2.      Specifically, these Hebrews at Berea had an excellent Biblical “epistemology,” an excellent basis for what comprised the truth, and they utilized it in examining the message by Paul and Silas, Acts 17:11b,c,d:

                         a.  Those who heard Paul and Silas received the message with all prothumia, “readiness, willingness” (Ibid., p. 713), meaning they were willing to consider its content as possibly being from God, Acts 17:11b.

                         b.  Those who heard Paul and Silas then “examined” (anakrino, Ibid., p. 56) the Scriptures to see whether the statements that Paul and Silas had made were true, Acts 17:11d.  This action showed that these Hebrews held to the full divine inspiration, infallibility, inerrancy and ultimate authority of the Old Testament!

                         c.  Those who heard Paul and Silas also examined the Scriptures kath’ hemeran, literally “according [to a] day,” where the preposition kata is used distributively to mean “daily,” Ibid., p. 406-409, v. 11c.  This examination thus involved far more than a brief Scriptural test of a few statements by Paul and Silas, but days of thorough examination of their message in light of what the Old Testament Scriptures taught!

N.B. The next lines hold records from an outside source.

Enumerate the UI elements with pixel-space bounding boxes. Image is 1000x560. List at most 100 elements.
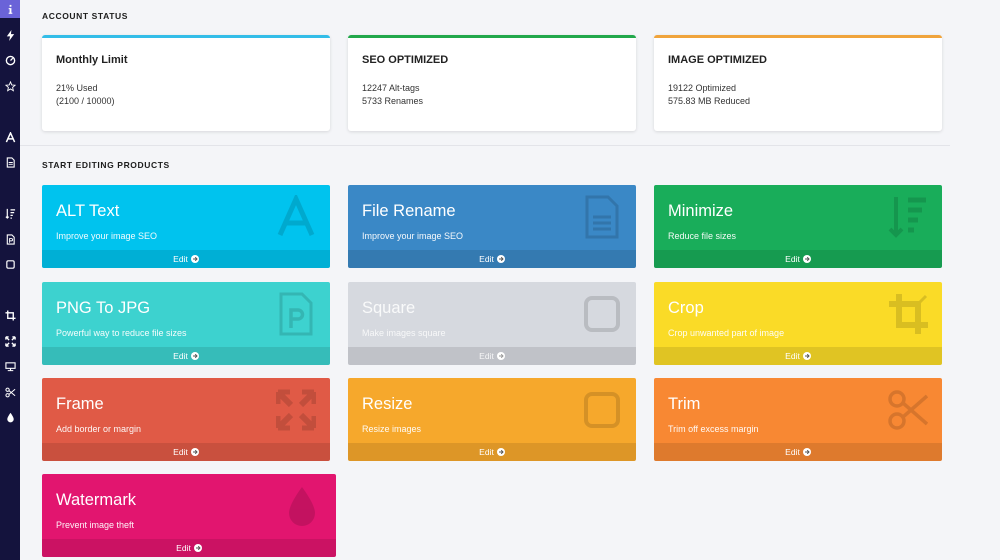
- tile-name: Resize: [362, 395, 413, 413]
- file-powerpoint-icon: [276, 292, 316, 336]
- tile-description: Add border or margin: [56, 424, 142, 434]
- tile-name: ALT Text: [56, 202, 120, 220]
- arrow-circle-right-icon: [802, 352, 811, 360]
- arrow-circle-right-icon: [190, 448, 199, 456]
- sidebar-file-icon[interactable]: [0, 154, 20, 170]
- edit-button[interactable]: Edit: [42, 443, 330, 461]
- tile-name: Crop: [668, 299, 704, 317]
- edit-label: Edit: [785, 351, 800, 361]
- sidebar-expand-icon[interactable]: [0, 333, 20, 349]
- stat-card-title: Monthly Limit: [56, 54, 128, 66]
- arrow-circle-right-icon: [190, 352, 199, 360]
- edit-label: Edit: [479, 254, 494, 264]
- stat-card-line: 5733 Renames: [362, 96, 424, 106]
- tile-description: Powerful way to reduce file sizes: [56, 328, 187, 338]
- tile-name: PNG To JPG: [56, 299, 151, 317]
- tile-name: Watermark: [56, 491, 137, 509]
- sort-amount-icon: [888, 195, 928, 239]
- stat-card-accent-bar: [42, 35, 330, 38]
- sidebar-sort-amount-icon[interactable]: [0, 205, 20, 221]
- edit-button[interactable]: Edit: [654, 443, 942, 461]
- edit-label: Edit: [479, 351, 494, 361]
- tile-name: File Rename: [362, 202, 456, 220]
- font-icon: [276, 192, 316, 239]
- edit-button[interactable]: Edit: [348, 443, 636, 461]
- scissors-icon: [888, 388, 929, 432]
- sidebar-bolt-icon[interactable]: [0, 27, 20, 43]
- stat-card-monthly-limit: Monthly Limit 21% Used (2100 / 10000): [42, 35, 330, 131]
- square-icon: [582, 292, 622, 336]
- sidebar-tint-icon[interactable]: [0, 409, 20, 425]
- stat-card-line: 21% Used: [56, 83, 98, 93]
- edit-button[interactable]: Edit: [42, 539, 336, 557]
- tile-description: Improve your image SEO: [362, 231, 464, 241]
- sidebar-crop-icon[interactable]: [0, 307, 20, 323]
- edit-button[interactable]: Edit: [348, 250, 636, 268]
- tile-crop[interactable]: Crop Crop unwanted part of image Edit: [654, 282, 942, 365]
- tile-square[interactable]: Square Make images square Edit: [348, 282, 636, 365]
- tile-description: Crop unwanted part of image: [668, 328, 785, 338]
- tile-file-rename[interactable]: File Rename Improve your image SEO Edit: [348, 185, 636, 268]
- edit-label: Edit: [173, 447, 188, 457]
- arrow-circle-right-icon: [496, 448, 505, 456]
- stat-card-seo-optimized: SEO OPTIMIZED 12247 Alt-tags 5733 Rename…: [348, 35, 636, 131]
- stat-card-line: 575.83 MB Reduced: [668, 96, 751, 106]
- edit-label: Edit: [173, 254, 188, 264]
- arrow-circle-right-icon: [190, 255, 199, 263]
- tile-description: Prevent image theft: [56, 520, 135, 530]
- edit-button[interactable]: Edit: [654, 250, 942, 268]
- tile-trim[interactable]: Trim Trim off excess margin Edit: [654, 378, 942, 461]
- stat-card-title: SEO OPTIMIZED: [362, 54, 449, 66]
- file-icon: [582, 195, 622, 239]
- edit-label: Edit: [176, 543, 191, 553]
- arrow-circle-right-icon: [802, 255, 811, 263]
- sidebar-star-icon[interactable]: [0, 78, 20, 94]
- tile-name: Minimize: [668, 202, 734, 220]
- sidebar-font-icon[interactable]: [0, 129, 20, 145]
- arrow-circle-right-icon: [496, 352, 505, 360]
- sidebar: [0, 0, 20, 560]
- sidebar-resize-icon[interactable]: [0, 358, 20, 374]
- arrow-circle-right-icon: [802, 448, 811, 456]
- start-editing-heading: START EDITING PRODUCTS: [42, 160, 170, 170]
- sidebar-file-powerpoint-icon[interactable]: [0, 231, 20, 247]
- edit-label: Edit: [173, 351, 188, 361]
- edit-label: Edit: [479, 447, 494, 457]
- edit-label: Edit: [785, 254, 800, 264]
- tile-png-to-jpg[interactable]: PNG To JPG Powerful way to reduce file s…: [42, 282, 330, 365]
- arrow-circle-right-icon: [193, 544, 202, 552]
- edit-button[interactable]: Edit: [348, 347, 636, 365]
- tint-icon: [282, 484, 322, 528]
- tile-description: Improve your image SEO: [56, 231, 158, 241]
- crop-icon: [888, 292, 928, 336]
- tile-watermark[interactable]: Watermark Prevent image theft Edit: [42, 474, 336, 557]
- section-divider: [20, 145, 950, 146]
- sidebar-dashboard-icon[interactable]: [0, 52, 20, 68]
- sidebar-square-icon[interactable]: [0, 256, 20, 272]
- sidebar-scissors-icon[interactable]: [0, 384, 20, 400]
- edit-button[interactable]: Edit: [42, 347, 330, 365]
- sidebar-info-icon[interactable]: [0, 0, 20, 18]
- edit-button[interactable]: Edit: [42, 250, 330, 268]
- tile-name: Square: [362, 299, 416, 317]
- tile-resize[interactable]: Resize Resize images Edit: [348, 378, 636, 461]
- square-icon: [582, 388, 622, 432]
- stat-card-title: IMAGE OPTIMIZED: [668, 54, 767, 66]
- tile-alt-text[interactable]: ALT Text Improve your image SEO Edit: [42, 185, 330, 268]
- stat-card-line: 19122 Optimized: [668, 83, 737, 93]
- stat-card-accent-bar: [654, 35, 942, 38]
- stat-card-line: (2100 / 10000): [56, 96, 115, 106]
- tile-name: Frame: [56, 395, 104, 413]
- arrow-circle-right-icon: [496, 255, 505, 263]
- tile-name: Trim: [668, 395, 701, 413]
- tile-description: Trim off excess margin: [668, 424, 759, 434]
- stat-card-image-optimized: IMAGE OPTIMIZED 19122 Optimized 575.83 M…: [654, 35, 942, 131]
- stat-card-accent-bar: [348, 35, 636, 38]
- tile-description: Resize images: [362, 424, 422, 434]
- tile-description: Reduce file sizes: [668, 231, 737, 241]
- tile-frame[interactable]: Frame Add border or margin Edit: [42, 378, 330, 461]
- tile-minimize[interactable]: Minimize Reduce file sizes Edit: [654, 185, 942, 268]
- edit-label: Edit: [785, 447, 800, 457]
- tile-description: Make images square: [362, 328, 446, 338]
- edit-button[interactable]: Edit: [654, 347, 942, 365]
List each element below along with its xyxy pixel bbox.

3.      “So then” (the particles men oun indicating a continuation and meaning “so, then,” Ibid., p. 504), many of these Berean Hebrews believed, including many honorable Greek women and men, Acts 17:12.

 

Lesson: Though some Hebrews and many devout Greeks and Greek women believed the Gospel at Thessalonica, the Berean Hebrews were more noble in that they (1) received the Gospel with full readiness to consider it as true, (2) they examined the Gospel in light of the Scriptures they held to be fully divinely inspired, infallible, inerrant and authoritative for faith and practice, (3) assessing it daily in a full inspection of the message before believing it.

 

Application: May we follow in the footsteps of the Bereans in how we respond to spiritual messages given to us.